Account System
Kyan introduces an account system designed to support advanced trading strategies and precise risk management. At the core of this system are sub-accounts and per-asset portfolios, which provide control over margin, capital allocation, and exposure across different strategies.
Sub-Accounts
When a user connects their wallet (an Externally Owned Account, or EOA) to Kyan, a sub-account is automatically created. Sub-accounts function like separate wallets within Kyan. Each one is fully independent in terms of its margin requirements, risk parameters, and asset exposure.
Users can create and manage multiple sub-accounts from a single EOA. This architecture enables traders to run distinct strategies in parallel without cross-contamination of risk. For example, one sub-account might hold a directional BTC options position, while another manages a delta-neutral BTC strategy, each isolated from the other.
Per-Asset Portfolios
Within each sub-account, Kyan maintains separate margin accounts per supported asset (currently BTC, ETH, and ARB). These margin accounts are referred to as portfolios.
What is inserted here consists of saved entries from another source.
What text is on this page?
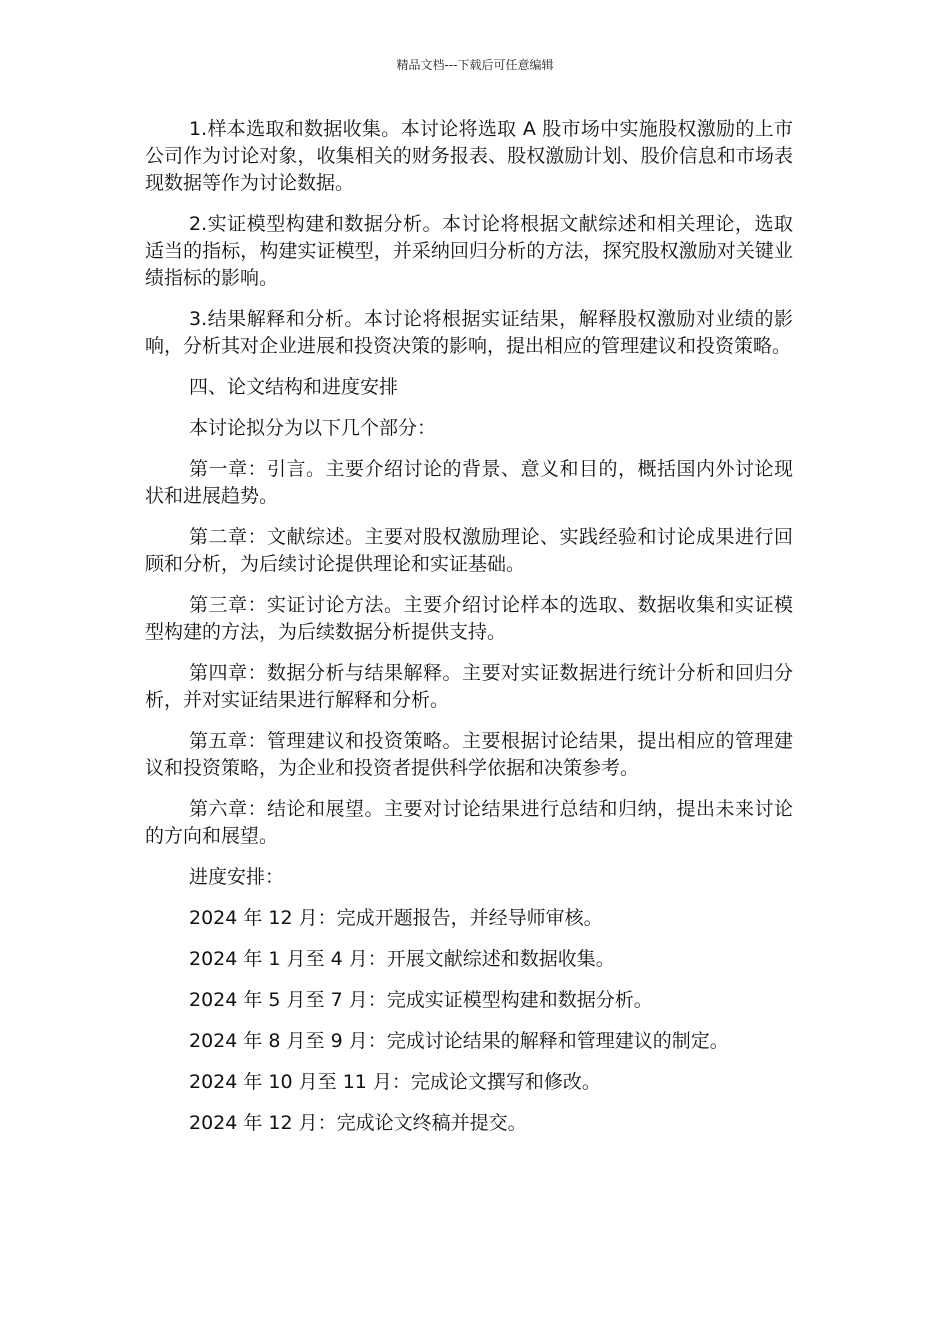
精品文档---下载后可任意编辑

1.样本选取和数据收集。本讨论将选取 A 股市场中实施股权激励的上市公司作为讨论对象，收集相关的财务报表、股权激励计划、股价信息和市场表现数据等作为讨论数据。

2.实证模型构建和数据分析。本讨论将根据文献综述和相关理论，选取适当的指标，构建实证模型，并采纳回归分析的方法，探究股权激励对关键业绩指标的影响。

3.结果解释和分析。本讨论将根据实证结果，解释股权激励对业绩的影响，分析其对企业进展和投资决策的影响，提出相应的管理建议和投资策略。

四、论文结构和进度安排

本讨论拟分为以下几个部分：

第一章：引言。主要介绍讨论的背景、意义和目的，概括国内外讨论现状和进展趋势。

第二章：文献综述。主要对股权激励理论、实践经验和讨论成果进行回顾和分析，为后续讨论提供理论和实证基础。

第三章：实证讨论方法。主要介绍讨论样本的选取、数据收集和实证模型构建的方法，为后续数据分析提供支持。

第四章：数据分析与结果解释。主要对实证数据进行统计分析和回归分析，并对实证结果进行解释和分析。

第五章：管理建议和投资策略。主要根据讨论结果，提出相应的管理建议和投资策略，为企业和投资者提供科学依据和决策参考。

第六章：结论和展望。主要对讨论结果进行总结和归纳，提出未来讨论的方向和展望。

进度安排：

2024 年 12 月：完成开题报告，并经导师审核。

2024 年 1 月至 4 月：开展文献综述和数据收集。

2024 年 5 月至 7 月：完成实证模型构建和数据分析。

2024 年 8 月至 9 月：完成讨论结果的解释和管理建议的制定。

2024 年 10 月至 11 月：完成论文撰写和修改。

2024 年 12 月：完成论文终稿并提交。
Each portfolio is evaluated independently by the risk engine, with its own Initial Margin (IM), Maintenance Margin (MM), and margin ratios. This design ensures that risk is isolated not only at the sub-account level but also within each portfolio.
For more on how portfolio margin works on Kyan,see the Portfolio Margin documentation.
Example
A BTC position facing a margin call will not impact an ETH position within the same sub-account. Similarly, an ARB portfolio operating with high leverage will not affect the BTC or ETH portfolios.
This structure enables precise capital allocation and risk segmentation across multiple dimensions.